Updated: Jan 3
As we enter 2023, many of us are creating New Year Resolution plans that we may never achieve. Creating goals for yourself personally and professionally can be daunting. We often plan with optimism, with good intention; however, when we fail to factor in the failures we will encounter along the journey, we are more likely to fail at meeting our goals. Studies show that of the 20% of the population that dare set goals, 70% fail to achieve those goals they set for themselves.
I struggled with my personal goal of weight loss for many years. When I applied seven steps, I was able to lose 70 pounds, and most importantly, retain my progress.
How can you increase your chances of achieving your goals?
1. Deal with the “Past You”
You may have stuck points that prevent you from moving past the “past you.” Stuck points are thoughts that prevent you from recovering from a situation that occurred in the past, and they are quite common.
For example, one of the stuck points I experienced with weight loss was, “if I’m a full-time mother with a career, then I won’t have time to exercise to lose weight.” To address that stuck point, I had to challenge those thoughts with the truth – the truth in my situation is that I have time; yet, I needed to prioritize my time and incorporate the habits I wanted to adapt, into my lifestyle to create a new way of living.
Dealing with the “past you” involves a deep dive into the things that have been holding you back. Challenge your thoughts to challenge your limit.
2. Make your Goals SMART
According to A.C., people who write down their goals are 42% more likely to achieve them yet 20% more likely to achieve success. Furthermore, 35% of all people fail to accomplish their goals set during the start of the year due to unrealistic goals. Specifically, 77% of people stick with their New Year Resolution for a week, which drops to 64% of people who stick to their plans at two weeks following January 1.
Goal setting starts with a SMART approach - Specific, Measurable, Attainable, Relevant, and Time-bound. Using this approach will ensure your goals are clear, quantifiable, incremental, realistic, influential, and adjustable. Using this approach helps you to visualize what success looks like.
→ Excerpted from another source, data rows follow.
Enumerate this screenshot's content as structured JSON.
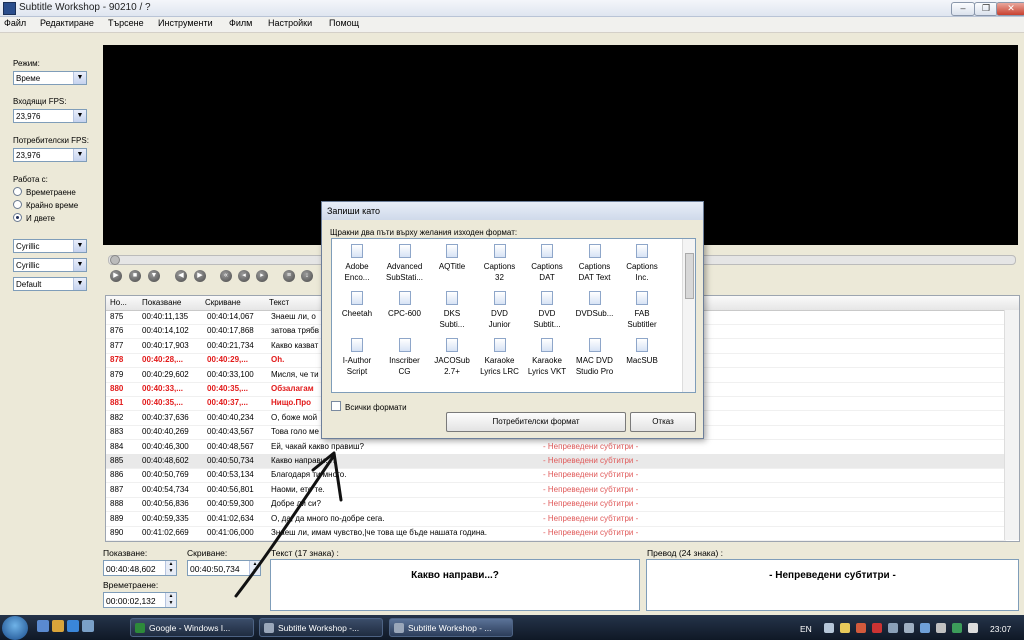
{
  "window": {
    "title": "Subtitle Workshop - 90210 / ?"
  },
  "menu": [
    "Файл",
    "Редактиране",
    "Търсене",
    "Инструменти",
    "Филм",
    "Настройки",
    "Помощ"
  ],
  "left_panel": {
    "mode_label": "Режим:",
    "mode_value": "Време",
    "input_fps_label": "Входящи FPS:",
    "input_fps_value": "23,976",
    "user_fps_label": "Потребителски FPS:",
    "user_fps_value": "23,976",
    "work_with_label": "Работа с:",
    "radio": [
      "Времетраене",
      "Крайно време",
      "И двете"
    ],
    "radio_selected": 2,
    "charset1": "Cyrillic",
    "charset2": "Cyrillic",
    "charset3": "Default"
  },
  "grid": {
    "headers": [
      "Но...",
      "Показване",
      "Скриване",
      "Текст"
    ],
    "rows": [
      {
        "n": "875",
        "show": "00:40:11,135",
        "hide": "00:40:14,067",
        "text": "Знаеш ли, о",
        "trans": "",
        "style": ""
      },
      {
        "n": "876",
        "show": "00:40:14,102",
        "hide": "00:40:17,868",
        "text": "затова трябв",
        "trans": "",
        "style": ""
      },
      {
        "n": "877",
        "show": "00:40:17,903",
        "hide": "00:40:21,734",
        "text": "Какво казват",
        "trans": "",
        "style": ""
      },
      {
        "n": "878",
        "show": "00:40:28,...",
        "hide": "00:40:29,...",
        "text": "Oh.",
        "trans": "",
        "style": "red"
      },
      {
        "n": "879",
        "show": "00:40:29,602",
        "hide": "00:40:33,100",
        "text": "Мисля, че ти",
        "trans": "",
        "style": ""
      },
      {
        "n": "880",
        "show": "00:40:33,...",
        "hide": "00:40:35,...",
        "text": "Обзалагам",
        "trans": "",
        "style": "red"
      },
      {
        "n": "881",
        "show": "00:40:35,...",
        "hide": "00:40:37,...",
        "text": "Нищо.Про",
        "trans": "",
        "style": "red"
      },
      {
        "n": "882",
        "show": "00:40:37,636",
        "hide": "00:40:40,234",
        "text": "О, боже мой",
        "trans": "",
        "style": ""
      },
      {
        "n": "883",
        "show": "00:40:40,269",
        "hide": "00:40:43,567",
        "text": "Това голо ме",
        "trans": "",
        "style": ""
      },
      {
        "n": "884",
        "show": "00:40:46,300",
        "hide": "00:40:48,567",
        "text": "Ей, чакай какво правиш?",
        "trans": "- Непреведени субтитри -",
        "style": ""
      },
      {
        "n": "885",
        "show": "00:40:48,602",
        "hide": "00:40:50,734",
        "text": "Какво направи...?",
        "trans": "- Непреведени субтитри -",
        "style": "sel"
      },
      {
        "n": "886",
        "show": "00:40:50,769",
        "hide": "00:40:53,134",
        "text": "Благодаря ти много.",
        "trans": "- Непреведени субтитри -",
        "style": ""
      },
      {
        "n": "887",
        "show": "00:40:54,734",
        "hide": "00:40:56,801",
        "text": "Наоми, ето те.",
        "trans": "- Непреведени субтитри -",
        "style": ""
      },
      {
        "n": "888",
        "show": "00:40:56,836",
        "hide": "00:40:59,300",
        "text": "Добре ли си?",
        "trans": "- Непреведени субтитри -",
        "style": ""
      },
      {
        "n": "889",
        "show": "00:40:59,335",
        "hide": "00:41:02,634",
        "text": "О, да, да много по-добре сега.",
        "trans": "- Непреведени субтитри -",
        "style": ""
      },
      {
        "n": "890",
        "show": "00:41:02,669",
        "hide": "00:41:06,000",
        "text": "Знаеш ли, имам чувство,|че това ще бъде нашата година.",
        "trans": "- Непреведени субтитри -",
        "style": ""
      }
    ]
  },
  "edit": {
    "show_label": "Показване:",
    "show_value": "00:40:48,602",
    "hide_label": "Скриване:",
    "hide_value": "00:40:50,734",
    "duration_label": "Времетраене:",
    "duration_value": "00:00:02,132",
    "text_label": "Текст  (17 знака)  :",
    "text_value": "Какво направи...?",
    "trans_label": "Превод  (24 знака)  :",
    "trans_value": "- Непреведени субтитри -"
  },
  "dialog": {
    "title": "Запиши като",
    "hint": "Щракни два пъти върху желания изходен формат:",
    "formats": [
      [
        "Adobe",
        "Enco..."
      ],
      [
        "Advanced",
        "SubStati..."
      ],
      [
        "AQTitle",
        ""
      ],
      [
        "Captions",
        "32"
      ],
      [
        "Captions",
        "DAT"
      ],
      [
        "Captions",
        "DAT Text"
      ],
      [
        "Captions",
        "Inc."
      ],
      [
        "Cheetah",
        ""
      ],
      [
        "CPC-600",
        ""
      ],
      [
        "DKS",
        "Subti..."
      ],
      [
        "DVD",
        "Junior"
      ],
      [
        "DVD",
        "Subtit..."
      ],
      [
        "DVDSub...",
        ""
      ],
      [
        "FAB",
        "Subtitler"
      ],
      [
        "I-Author",
        "Script"
      ],
      [
        "Inscriber",
        "CG"
      ],
      [
        "JACOSub",
        "2.7+"
      ],
      [
        "Karaoke",
        "Lyrics LRC"
      ],
      [
        "Karaoke",
        "Lyrics VKT"
      ],
      [
        "MAC DVD",
        "Studio Pro"
      ],
      [
        "MacSUB",
        ""
      ]
    ],
    "all_formats": "Всички формати",
    "custom_button": "Потребителски формат",
    "cancel_button": "Отказ"
  },
  "taskbar": {
    "tasks": [
      "Google - Windows I...",
      "Subtitle Workshop -...",
      "Subtitle Workshop - ..."
    ],
    "lang": "EN",
    "clock": "23:07"
  }
}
3. Maintain your Goals Daily
Setting goals should start with writing them down, but it shouldn’t end there. Daily maintenance helps you to break down bigger goals into smaller pieces that are easy to digest. Keep track of your progress by checking in with yourself as much as required to ensure you hold yourself accountable. This may require a daily check in to maintain daily progress.
4. Check your Expectations
Expectations can let us down when we include an unreliable factor, such as a human being, an unstable foundation, or a volatile stock market. We eliminate unrealistic outcomes by factoring in SMART goals.
As we maintain our goals daily, we need to take inventory of our personal attachment to the goal. Checking yourself involves self-observation of how we think, how we feel, and what we say in relation to the goal. Our thoughts can be optimistic when we see progress or pessimistic when we experience failure. Our feelings can follow suit of our thoughts. Ultimately, what we say is connected to our thoughts and feelings toward the goal. If we are having positive thoughts and feelings, our words reflect those positive factors; yet, if we are having negative thoughts and feelings, our words can be a significant hinderance for our growth and progress. Check your expectations by checking your thoughts, feelings, and words.
5. Remind yourself of the Goal
Goals may seem grand, but the constant pursuit is a driving force behind your passion. Along the journey, as you experience the rollercoaster of results, both toward your goal or a regression of progress, you will need to remind yourself of what you’re trying to accomplish. Those reminders may need to come to you every five seconds when you’re in a meeting with your boss or if you’re keeping up your pace in a work-out. You may need to remind yourself every day to maintain self-control. You may need to remind yourself every month to ensure payments are delivered on time to increase your credit. However often you need the reminder, be sure to keep your eyes and expectations set on why you’re on this journey.
6. Celebrate Small Victories
While you want to remind yourself of the overall goal, it’s important to also celebrate the smaller victories. The bigger the dream, the more realistic you will need to become to ensure you manage your expectations appropriately. According to Amabile and Kramer (2011), the power of progress is fundamental to human nature as it can make a difference in how people feel and perform. Incremental progress and small, yet consistent, wins can accumulate into excellent execution. Celebrate yourself when you accomplish little and accomplish big.
7. Enjoy the Journey
Every experience is a contribution to your life’s journey. Mark Twain said, “Twenty years from now you will be more disappointed by the things you didn’t do than by the ones you did do. So throw off the bowlines. Sail away from the safe harbor. Catch the trade winds in your sails. Explore. Dream. Discover.”
Don’t forget that as you experience the journey to your goal, you are also experiencing your life. In the moments life hands to you, take inventory of your five senses – What do you see? What do you hear? What do you feel? What do you smell? What do you taste? Experience your life, develop an appreciation for the present life, and watch how it changes your perspective in the future.